'Bidon'a 'büdön' mü derler!..

Şimdiki nesil bilmez. (Yaş ilerledikçe bunu söylemek de hiç hoş olmuyor ama..,)

Eskiden evlerde beyaz plastik su bidonları vardı. İki yanda taşıma kulpu, alt tarafında pirinç bir kelebek musluğu olan bidonlar. Su depolamak için her eve lazımdı. Çünkü sular belli saatlerde gelirdi. Suların bazen tüm gün akmadığı da olurdu. Banyo küvetini dolduranlar vardı. Gece cami önündeki çeşmelerde kuyruklar oluşurdu.

İstanbul'un kıyısından köşesinden değil, Kadıköy/Erenköy/Suadiye'den söz ediyorum.

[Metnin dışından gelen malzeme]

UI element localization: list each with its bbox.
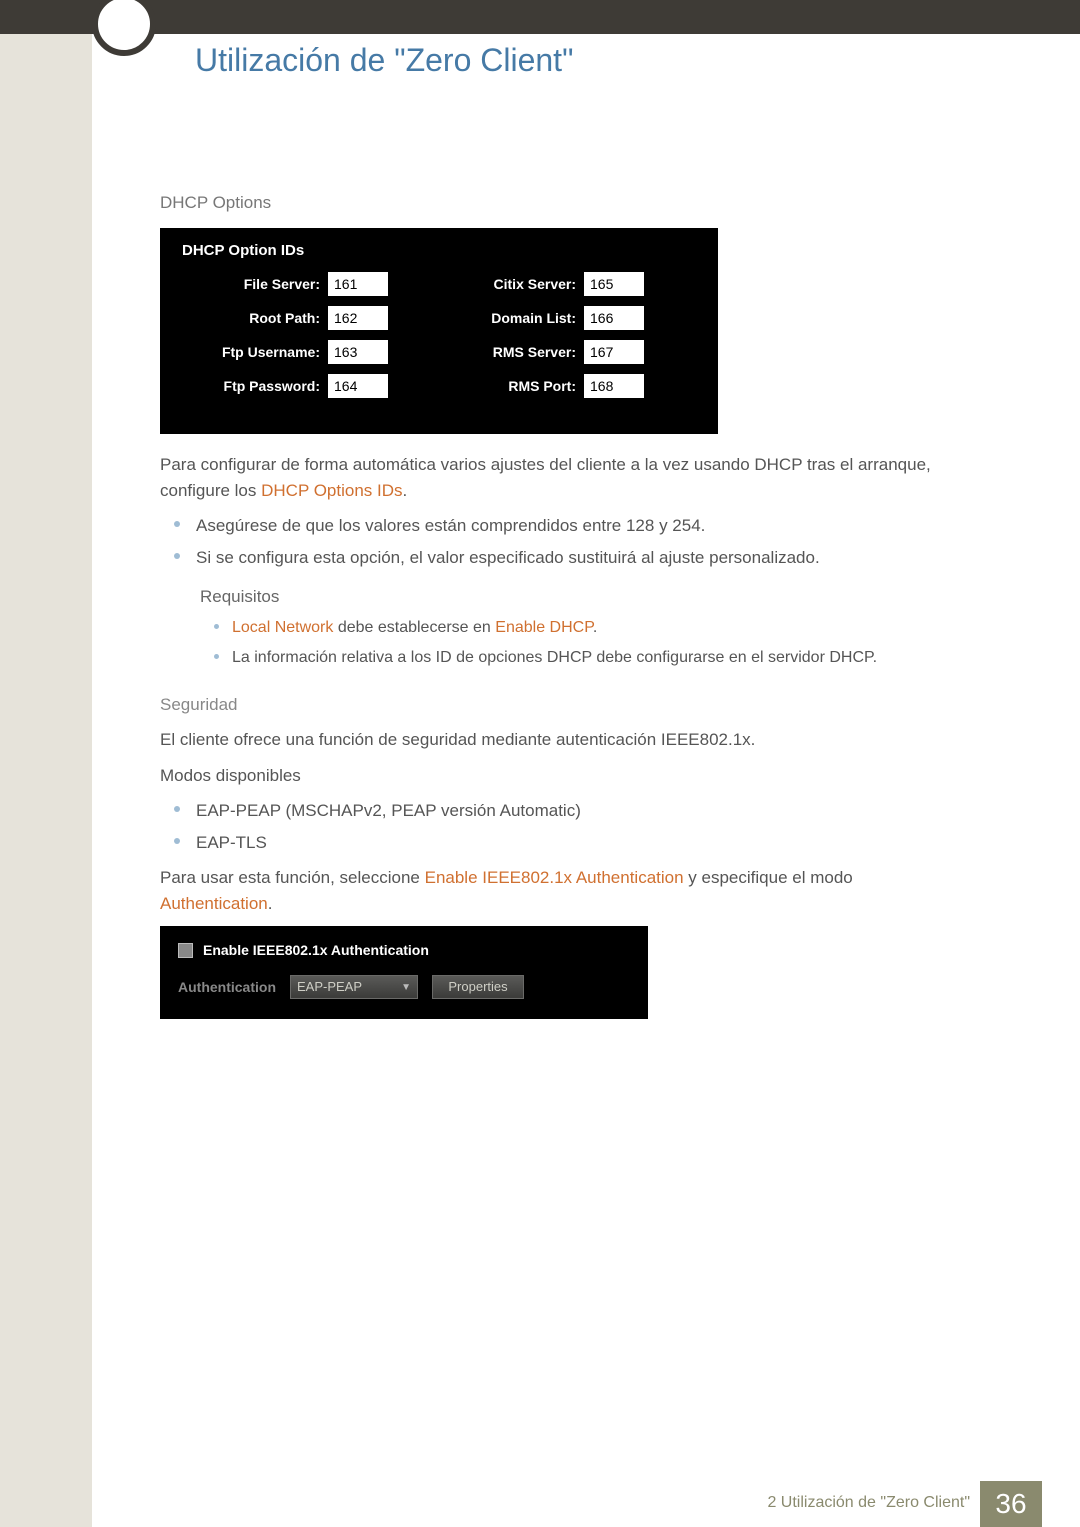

Bunlar Erdoğan'dan önceydi tabii. Erdoğan geldi İstanbul'da her şey değişti. Çöp dağlarının patlamasıyla insanları ölen, yazın susuzluktan çatlayan, kışın çamurla boğuşan, hava kirliliğinden dolayı nefes alamayan, 'gasilhane'de mevtasını bahşişle yıkatan İstanbullu'nun makus talihi değişti.

Bu milletin Erdoğan'ı neden çok sevdiğini anlamadığını söyleyen saman kafalılar da aslında bunları gayet iyi bilir, ama nefret gözlerini kör ettiği için itiraf edemezler.., -ki Erdoğan'ın İstanbul'a yaptığı hizmetler, Türkiye'ye her alanda yaptığı hizmetlerin devrimlerin yanında çok küçük kalır.

Neyse konuyu dağıtmayalım. Neydi efendim mevzumuz, 'bidon'!..

İzmir susuz. Bazı ilçelerde su kesintileri başlamış, bu yüzden de İzmir'de bidon satışları patlamış.

Su almak için bidonuyla 'kuyruğa' giren değil, 'su bidonu' almak için 'kuyruğa' girmiş vatandaşlar var İzmir'de.